Identification of Selective Lead Compounds for Treatment of High-Ploidy Breast Cancer

• Published in: Molecular cancer therapeutics Vol. 15; no. 1; pp. 48 - 59
• Main Authors: Choudhary, Alka, Zachek, Brittany, Lera, Robert F, Zasadil, Lauren M, Lasek, Amber, Denu, Ryan A, Kim, Hyunjung, Kanugh, Craig, Laffin, Jennifer J, Harter, Josephine M, Wisinski, Kari B, Saha, Sandeep, Weaver, Beth A, Burkard, Mark E
• Format: Journal Article
• Language: English
• Published: United States 01.01.2016
• Subjects: Antineoplastic Agents - chemistry; Antineoplastic Agents - pharmacology; Apoptosis - drug effects; Apoptosis - genetics; Benzoquinones - chemistry; Benzoquinones - pharmacology; Biomarkers, Tumor; Breast Neoplasms - drug therapy; Breast Neoplasms - genetics; Breast Neoplasms - mortality; Breast Neoplasms - pathology; Cell Line, Tumor; Cell Proliferation - drug effects; Drug Discovery; Female; Gene Expression Regulation, Neoplastic - drug effects; Humans; In Situ Hybridization, Fluorescence; Kaplan-Meier Estimate; Karyotype; Polyploidy; Prognosis; Proline - analogs & derivatives; Proline - chemistry; Proline - pharmacology; Signal Transduction - drug effects; Tumor Suppressor Protein p53 - genetics; Tumor Suppressor Protein p53 - metabolism
• ISSN: 1535-7163; 1538-8514
• DOI: 10.1158/1535-7163.mct-15-0527

Increased ploidy is common in tumors but treatments for tumors with excess chromosome sets are not available. Here, we characterize high-ploidy breast cancers and identify potential anticancer compounds selective for the high-ploidy state. Among 354 human breast cancers, 10% have mean chromosome copy number exceeding 3, and this is most common in triple-negative and HER2-positive types. Women with high-ploidy breast cancers have higher risk of recurrence and death in two patient cohorts, demonstrating that it represents an important group for improved treatment.

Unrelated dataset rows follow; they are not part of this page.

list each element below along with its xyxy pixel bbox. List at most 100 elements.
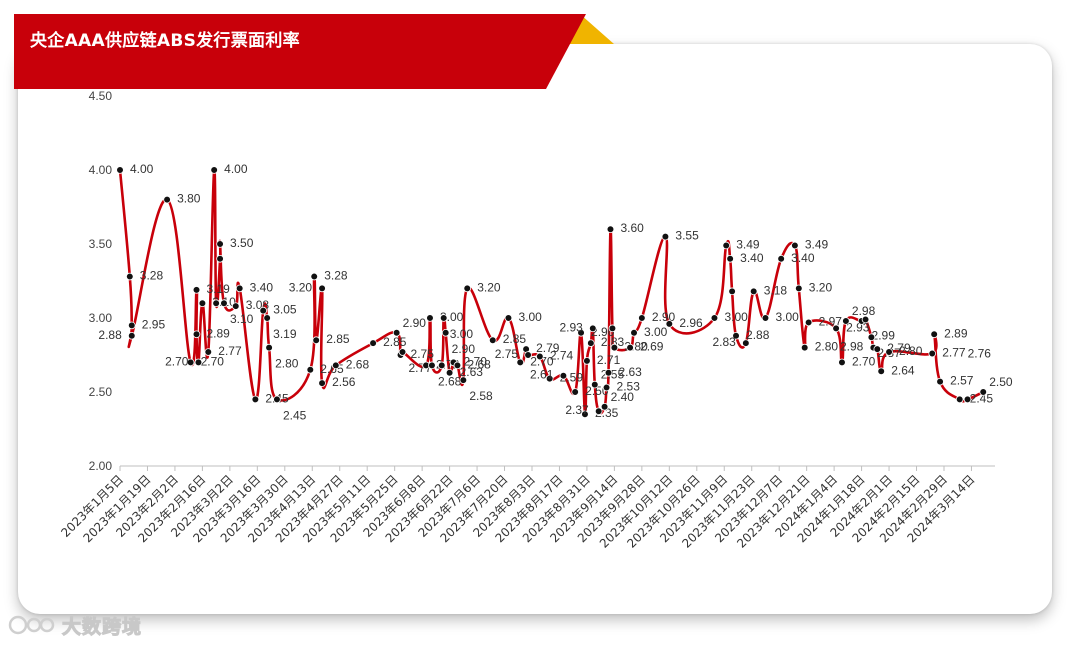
data-point [441, 328, 450, 337]
data-label: 3.10 [230, 312, 254, 326]
data-point [749, 287, 758, 296]
data-point [488, 336, 497, 345]
data-point [426, 314, 434, 322]
data-label: 3.20 [477, 280, 501, 294]
y-tick-label: 2.50 [89, 385, 113, 399]
chart-card [18, 44, 1052, 614]
data-label: 2.68 [467, 357, 491, 371]
data-point [928, 349, 937, 358]
data-label: 2.76 [968, 347, 992, 361]
data-label: 2.79 [536, 341, 560, 355]
data-label: 2.64 [891, 363, 915, 377]
data-point [955, 395, 964, 404]
data-point [524, 351, 532, 359]
data-point [251, 395, 260, 404]
data-label: 2.90 [452, 342, 476, 356]
data-point [369, 339, 377, 347]
data-label: 2.69 [640, 340, 664, 354]
data-label: 3.00 [450, 327, 474, 341]
data-point [194, 358, 203, 367]
data-point [602, 383, 611, 392]
data-point [192, 330, 201, 339]
data-point [832, 324, 840, 333]
data-point [212, 299, 220, 308]
data-label: 2.63 [460, 365, 484, 379]
data-label: 2.61 [530, 368, 554, 382]
data-point [795, 284, 803, 293]
data-point [726, 254, 734, 263]
data-point [791, 241, 799, 250]
data-label: 3.50 [230, 236, 254, 250]
data-label: 2.85 [326, 332, 350, 346]
data-point [885, 348, 893, 356]
data-label: 2.57 [950, 374, 974, 388]
data-point [220, 299, 228, 308]
data-label: 2.89 [207, 326, 231, 340]
data-point [777, 254, 785, 263]
data-label: 2.80 [899, 344, 923, 358]
data-point [930, 330, 938, 339]
data-label: 3.80 [177, 192, 201, 206]
data-point [571, 388, 579, 396]
data-label: 3.28 [140, 269, 164, 283]
data-label: 2.98 [840, 340, 864, 354]
data-label: 2.74 [550, 348, 574, 362]
data-label: 3.00 [518, 310, 542, 324]
data-label: 3.40 [791, 251, 815, 265]
data-point [710, 314, 719, 322]
data-point [583, 357, 591, 365]
data-label: 2.95 [142, 317, 166, 331]
data-label: 3.18 [764, 283, 788, 297]
data-label: 2.45 [283, 408, 307, 422]
data-label: 3.49 [736, 237, 760, 251]
data-point [263, 314, 271, 322]
data-label: 2.58 [469, 389, 493, 403]
data-point [116, 166, 124, 174]
data-label: 3.28 [324, 269, 348, 283]
data-point [463, 284, 472, 293]
data-label: 3.40 [740, 251, 764, 265]
y-tick-label: 2.00 [89, 459, 113, 473]
data-label: 3.05 [273, 303, 297, 317]
data-point [722, 241, 731, 250]
data-point [437, 361, 446, 370]
data-label: 3.00 [724, 310, 748, 324]
data-point [163, 195, 171, 204]
data-point [581, 410, 589, 419]
data-label: 2.88 [746, 328, 770, 342]
data-label: 2.98 [852, 304, 876, 318]
watermark-text: 大数跨境 [61, 615, 143, 638]
data-point [216, 254, 224, 263]
data-point [742, 339, 750, 347]
data-point [306, 365, 315, 374]
data-label: 2.96 [679, 316, 703, 330]
data-label: 3.20 [289, 280, 313, 294]
data-label: 2.90 [403, 316, 427, 330]
data-point [210, 166, 218, 174]
data-point [589, 324, 597, 333]
data-label: 2.40 [611, 390, 635, 404]
data-label: 2.70 [201, 354, 225, 368]
data-point [604, 368, 613, 377]
data-label: 2.93 [559, 320, 583, 334]
data-point [259, 306, 268, 315]
data-label: 3.19 [207, 282, 231, 296]
data-label: 3.20 [809, 280, 833, 294]
data-point [504, 314, 513, 322]
data-label: 2.68 [438, 374, 462, 388]
data-point [979, 388, 988, 396]
data-point [838, 358, 846, 367]
data-point [804, 318, 813, 327]
data-point [665, 320, 674, 328]
data-label: 3.00 [644, 325, 668, 339]
data-label: 2.50 [989, 375, 1013, 389]
data-point [963, 395, 972, 404]
data-label: 2.85 [383, 335, 407, 349]
data-point [231, 302, 240, 310]
data-point [630, 328, 638, 337]
data-point [590, 380, 599, 389]
data-point [216, 240, 224, 248]
data-point [127, 321, 136, 330]
data-label: 2.68 [346, 357, 370, 371]
data-point [608, 324, 617, 333]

Because high-ploidy cancers are aneuploid, rather than triploid or tetraploid, we devised a two-step screen to identify selective compounds. The screen was designed to assure both external validity on diverse karyotypic backgrounds and specificity for high-ploidy cell types. This screen identified novel therapies specific to high-ploidy cells. First, we discovered 8-azaguanine, an antimetabolite that is activated by hypoxanthine phosphoribosyltransferase 1 (HPRT1), suggesting an elevated gene-dosage of HPRT1 in high-ploidy tumors can control sensitivity to this drug. Second, we discovered a novel compound, 2,3-diphenylbenzo[g]quinoxaline-5,10-dione (DPBQ). DPBQ activates p53 and triggers apoptosis in a polyploid-specific manner, but does not inhibit topoisomerase or bind DNA. Mechanistic analysis demonstrates that DPBQ elicits a hypoxia gene signature and its effect is replicated, in part, by enhancing oxidative stress. Structure-function analysis defines the core benzo[g]quinoxaline-5,10 dione as being necessary for the polyploid-specific effects of DPBQ. We conclude that polyploid breast cancers represent a high-risk subgroup and that DPBQ provides a functional core to develop polyploid-selective therapy. Mol Cancer Ther; 15(1); 48-59. ©2015 AACR.